Cape San Blas, on a barrier island in the Panhandle west of Apalachicola, is “one of the most erosive beaches in the state of Florida,” he said. And yet, “we continue to still line the beach there with development, and the beach keeps washing away.”

Finding a balance

Researchers are still trying to quantify the impact sea level rise could have on turtles and seeking long-term solutions to the challenges.

Addison, semi-retired, says he’s not going to be around to see the outcome in the years ahead. “But it’s not going to be pretty.”

Mariana Fuentes (Courtesy photo)

Fuentes hopes for “a balance between protecting property and the natural environment.”

The value of having turtles in an ecosystem could be debated back and forth, Bernhard said. “But just the fact that these animals have been around for millions of years and have been able to overcome all sorts of obstacles over time makes it a shame we could be such a detriment to an animal like that, and have such an impact on this species,” she said. “To think they could overcome everything but humans is pretty sad.”

Even if sea turtle eggs can survive the surging seas and sand erosion, the eggs will have to contend with warmer temperatures and warmer water, which some scientists believe could leave the species without enough male turtles to be successful.

Weather from Tropical Storm Hermine caused sand to be pushed onto this turtle nest on Turtle Beach in Sarasota. Mote Marine has released data from beaches where it monitors turtle nests. Of the 1,700 tests remaining to hatch, 686 were completely washed-out, 66 suffered from standing water and 400 has additional stand piled on top of the nest. (Herald-Tribune staff photo / Mike Lang)

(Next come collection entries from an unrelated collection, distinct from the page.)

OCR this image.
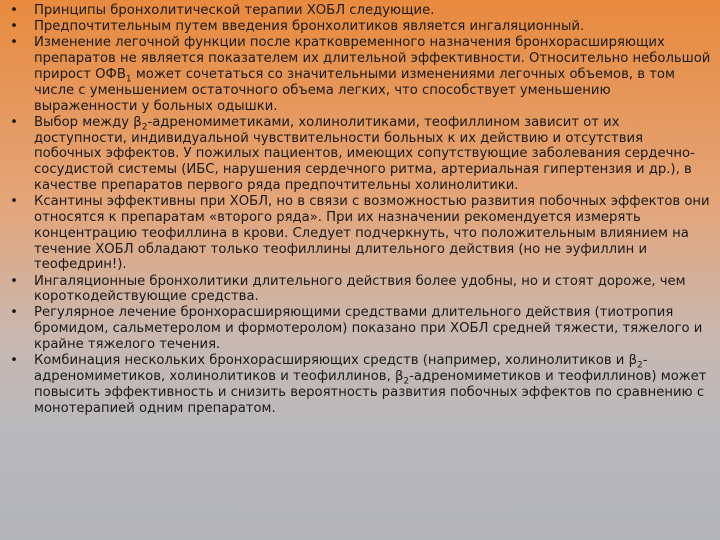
• Принципы бронхолитической терапии ХОБЛ следующие.
• Предпочтительным путем введения бронхолитиков является ингаляционный.
• Изменение легочной функции после кратковременного назначения бронхорасширяющих препаратов не является показателем их длительной эффективности. Относительно небольшой прирост $ОФВ_1$ может сочетаться со значительными изменениями легочных объемов, в том числе с уменьшением остаточного объема легких, что способствует уменьшению выраженности у больных одышки.
• Выбор между $\beta_2$-адреномиметиками, холинолитиками, теофиллином зависит от их доступности, индивидуальной чувствительности больных к их действию и отсутствия побочных эффектов. У пожилых пациентов, имеющих сопутствующие заболевания сердечно-сосудистой системы (ИБС, нарушения сердечного ритма, артериальная гипертензия и др.), в качестве препаратов первого ряда предпочтительны холинолитики.
• Ксантины эффективны при ХОБЛ, но в связи с возможностью развития побочных эффектов они относятся к препаратам «второго ряда». При их назначении рекомендуется измерять концентрацию теофиллина в крови. Следует подчеркнуть, что положительным влиянием на течение ХОБЛ обладают только теофиллины длительного действия (но не эуфиллин и теофедрин!).
• Ингаляционные бронхолитики длительного действия более удобны, но и стоят дороже, чем короткодействующие средства.
• Регулярное лечение бронхорасширяющими средствами длительного действия (тиотропия бромидом, сальметеролом и формотеролом) показано при ХОБЛ средней тяжести, тяжелого и крайне тяжелого течения.
• Комбинация нескольких бронхорасширяющих средств (например, холинолитиков и $\beta_2$-адреномиметиков, холинолитиков и теофиллинов, $\beta_2$-адреномиметиков и теофиллинов) может повысить эффективность и снизить вероятность развития побочных эффектов по сравнению с монотерапией одним препаратом.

The sex of a sea turtle hatchling is determined while the embryo is growing in its sandy bed. The middle third of a turtle egg’s incubation period determines the sex of the turtle inside. Research shows the temperature of the sand may influence the sex of hatchlings. Some research has indicated the warmer the sand, above 81.8 degrees, the higher the ratio of female hatchlings, according to the National Oceanic and Atmospheric Administration. Imbalances between the ratio of female to male turtles, researchers said, could impact reproduction.

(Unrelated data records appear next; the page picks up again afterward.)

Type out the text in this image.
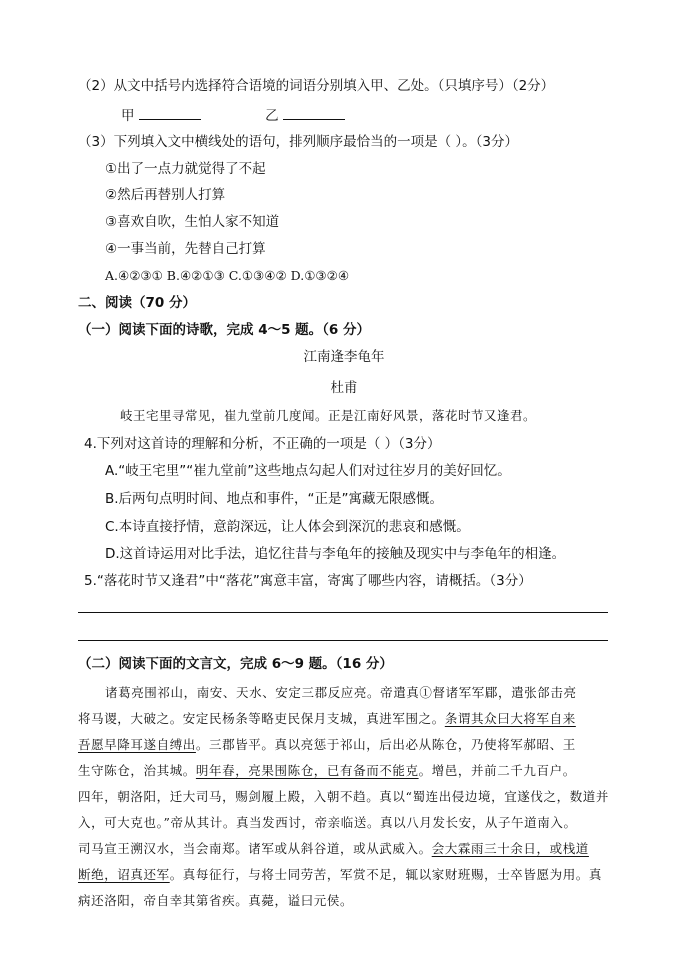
（2）从文中括号内选择符合语境的词语分别填入甲、乙处。（只填序号）（2分）
甲	乙
（3）下列填入文中横线处的语句，排列顺序最恰当的一项是（ ）。（3分）
①出了一点力就觉得了不起
②然后再替别人打算
③喜欢自吹，生怕人家不知道
④一事当前，先替自己打算
A.④②③① B.④②①③ C.①③④② D.①③②④
二、阅读（70 分）
（一）阅读下面的诗歌，完成 4～5 题。（6 分）
江南逢李龟年
杜甫
岐王宅里寻常见，崔九堂前几度闻。正是江南好风景，落花时节又逢君。
4.下列对这首诗的理解和分析，不正确的一项是（ ）（3分）
A.“岐王宅里”“崔九堂前”这些地点勾起人们对过往岁月的美好回忆。
B.后两句点明时间、地点和事件，“正是”寓藏无限感慨。
C.本诗直接抒情，意韵深远，让人体会到深沉的悲哀和感慨。
D.这首诗运用对比手法，追忆往昔与李龟年的接触及现实中与李龟年的相逢。
5.“落花时节又逢君”中“落花”寓意丰富，寄寓了哪些内容，请概括。（3分）
（二）阅读下面的文言文，完成 6～9 题。（16 分）
诸葛亮围祁山，南安、天水、安定三郡反应亮。帝遣真①督诸军军郿，遣张郃击亮
将马谡，大破之。安定民杨条等略吏民保月支城，真进军围之。条谓其众曰大将军自来
吾愿早降耳遂自缚出。三郡皆平。真以亮惩于祁山，后出必从陈仓，乃使将军郝昭、王
生守陈仓，治其城。明年春，亮果围陈仓，已有备而不能克。增邑，并前二千九百户。
四年，朝洛阳，迁大司马，赐剑履上殿，入朝不趋。真以“蜀连出侵边境，宜遂伐之，数道并
入，可大克也。”帝从其计。真当发西讨，帝亲临送。真以八月发长安，从子午道南入。
司马宣王溯汉水，当会南郑。诸军或从斜谷道，或从武威入。会大霖雨三十余日，或栈道
断绝，诏真还军。真每征行，与将士同劳苦，军赏不足，辄以家财班赐，士卒皆愿为用。真
病还洛阳，帝自幸其第省疾。真薨，谥曰元侯。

Wyneken and others have looked at whether conditions beyond temperature, such as moisture in the sand, may also influence the sex of hatchlings.

State wildlife officials also are among those looking into the potential impacts of a changing climate and rising seas on wildlife. The agency “continues to investigate and consider effects that climate change will have on Florida’s wildlife and habitats and identify possible adaption strategies,” stated Katie Purcell, an agency spokeswoman. In one report, the agency states rising seas are “one of the most important threats to Florida.”

Decisions could be made about how to rebuild the coastline or how to protect it, said Mansfield. “We really do have to think long-term when we’re considering sea turtle conservation issues.”

It will be interesting, she said, to see what the turtles do over time — and what Floridians do.